という冒頭の一文は、物理についてはnullなのでミスリーディングな気がしました。

ちなみに、数学の方もp値 0.044で、係数の大きさも他の有意な変数に比べると小さい気がします。面白い仮説だなとは思うのですが、数学で関連がある一方、物理で関連がないのはなぜなのか特に議論しておらず、イギリスではどちらもnullであることも踏まえるとfalse positiveなのかなという気もします。

May 2, 2021

アカデミックアイデンティティ

一周回って自分は人口学者ではなくて社会階層の研究者なんだと最近思うようになりました、正確にいうと、アメリカ産の人口学的アプローチを使う階層研究者。

この分野、ニッチといえばニッチなんですけど、一番しっくりくるホームグラウンドという感じ。もちろん、人口学のコースワークは人並みにこなしたので、そちらの方にアイデンティティがないわけではないんですが、やっぱり格差の話にかかわらないと、あまり入ってこなくて、少子化・高齢化の話も耳学問程度になりがち。人口学というのは、自分にとってはあくまでパースペクティブを提供してくれるものです。
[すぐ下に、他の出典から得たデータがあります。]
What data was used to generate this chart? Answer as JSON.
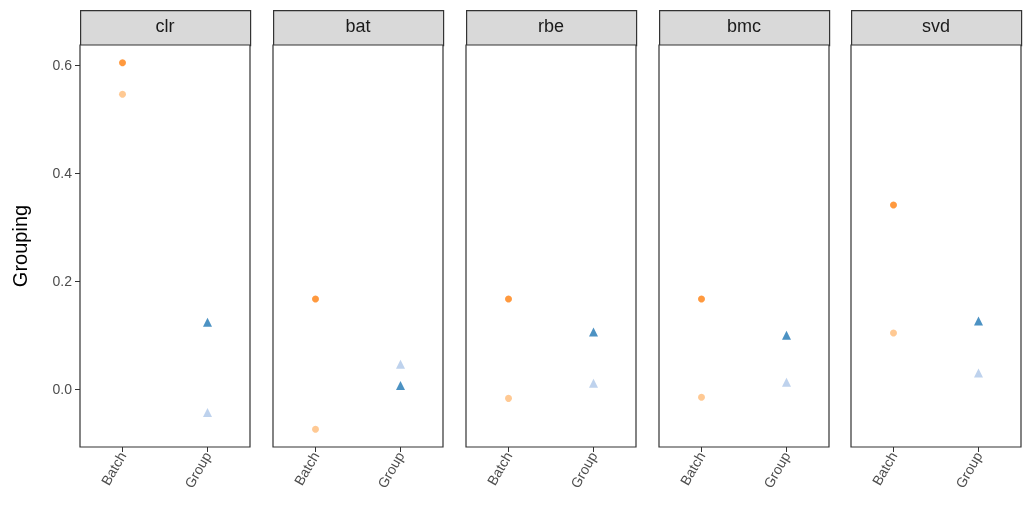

例えば少子化の理論、どういう社会で少子化が進むのか、みたいな話はあまり興味はなく、しかし一方で親の学歴によって出生力が違って、それが世代間の格差にどう寄与するのか、みたいな話はすごく食いつきます。人口を単位にして社会階層が再生産されるメカニズムに関心があるんだなと、改めて思いました。

最近いろんなものに手を出してたんですが、4年前に学会発表してほぼ放置だった論文を書き上げつつある中で、自分が一番得意なフォームを思い出した感じがします。目瞑っててもどこに何があるかわかる感じで論文書けるのは、楽しいです。